For financing the actual acquisition, Acquira works with SBA 7(a) loans and reports a 100% SBA acceptance rate for deals they've taken through the LOI stage. Their equity fund can cover up to 80% of the down payment in exchange for roughly 20% of the business's equity.
What Acquira Does Well
The program addresses several pain points that stop aspiring business buyers before they ever close a deal. Many people know they want to buy a business but do not know how to structure a search, evaluate financials, or get through the SBA loan process without spending months spinning their wheels. Acquira's training is structured, step-by-step, and built around real business analysis from day one.
The investment committee review is a specific differentiator. Buyers present deals and get poked for weaknesses before committing serious money. That feedback loop can prevent costly mistakes that a solo buyer would not catch until much later.

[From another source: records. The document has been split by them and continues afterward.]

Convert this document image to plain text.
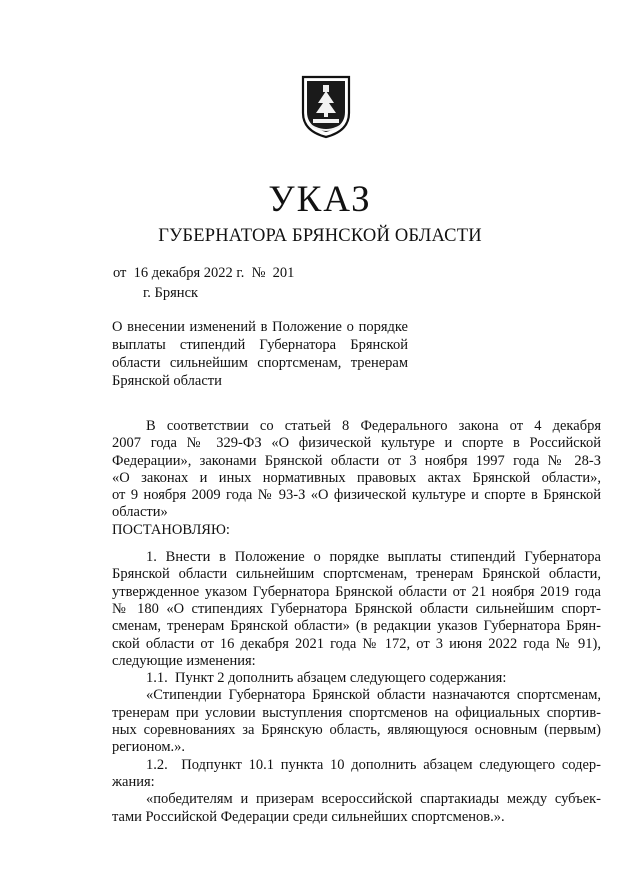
УКАЗ
ГУБЕРНАТОРА БРЯНСКОЙ ОБЛАСТИ
от  16 декабря 2022 г.  №  201
г. Брянск
О внесении изменений в Положение о порядке
выплаты стипендий Губернатора Брянской
области сильнейшим спортсменам, тренерам
Брянской области
В соответствии со статьей 8 Федерального закона от 4 декабря
2007 года № 329-ФЗ «О физической культуре и спорте в Российской
Федерации», законами Брянской области от 3 ноября 1997 года № 28-З
«О законах и иных нормативных правовых актах Брянской области»,
от 9 ноября 2009 года № 93-З «О физической культуре и спорте в Брянской
области»
ПОСТАНОВЛЯЮ:
1. Внести в Положение о порядке выплаты стипендий Губернатора
Брянской области сильнейшим спортсменам, тренерам Брянской области,
утвержденное указом Губернатора Брянской области от 21 ноября 2019 года
№ 180 «О стипендиях Губернатора Брянской области сильнейшим спорт-
сменам, тренерам Брянской области» (в редакции указов Губернатора Брян-
ской области от 16 декабря 2021 года № 172, от 3 июня 2022 года № 91),
следующие изменения:
1.1.  Пункт 2 дополнить абзацем следующего содержания:
«Стипендии Губернатора Брянской области назначаются спортсменам,
тренерам при условии выступления спортсменов на официальных спортив-
ных соревнованиях за Брянскую область, являющуюся основным (первым)
регионом.».
1.2.  Подпункт 10.1 пункта 10 дополнить абзацем следующего содер-
жания:
«победителям и призерам всероссийской спартакиады между субъек-
тами Российской Федерации среди сильнейших спортсменов.».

On the financing side, Acquira's relationship with SBA lenders and their in-house equity fund give buyers more options than they would typically find on their own. Their training also guides buyers toward smaller community banks, which have meaningfully higher SBA loan approval rates than large national banks.
The ACE Framework sets Acquira apart from pure deal-finding services. A lot of programs help you buy a business and then leave you to figure out operations on your own. Acquira's post-close framework is specifically designed to solve that transition problem.
Potential Drawbacks
The $12,500 entry cost for the Accelerator is not trivial. For buyers still working a day job and saving up the 10-20% down payment needed for a typical SBA acquisition, spending that amount upfront on training is a real commitment. The Accelerator+ at $37,500 brings even more support, but it also raises the bar for who can realistically participate.
The equity co-investment option, while helpful for buyers short on capital, gives Acquira roughly 20% of the business. That is a meaningful equity stake, and buyers should understand the trade-off clearly before taking that route.
The program is primarily oriented toward buying service-based small businesses in the United States. Buyers looking outside that lane, either geographically or by industry type, may find the deal flow and playbooks less relevant to their specific situation.
Who Acquira Is For
Acquira is most useful for someone who is serious about buying a small business within the next one to two years, has access to some capital (or a clear path to it), and wants a structured process with coaching and accountability rather than piecing things together from books and YouTube videos. It is not a casual learning program. The program vets applicants and expects active participation.
Those who have already gone deep into the acquisition process and are close to their first deal might find the Accelerator+ worth the price purely for the deal sourcing and LOI support. First-timers who are earlier in the process and want to learn properly before committing to a deal are probably better suited to the standard Accelerator.
Conclusion
Acquira is a well-structured, actively supported program for people who want to acquire a small business but need a roadmap, a network, and accountability to actually get there.
The $12,500 to $37,500 upfront cost is significant, but measured against the price of a business acquisition gone wrong, or the months and dollars lost navigating the process alone, the math is defensible for the right buyer.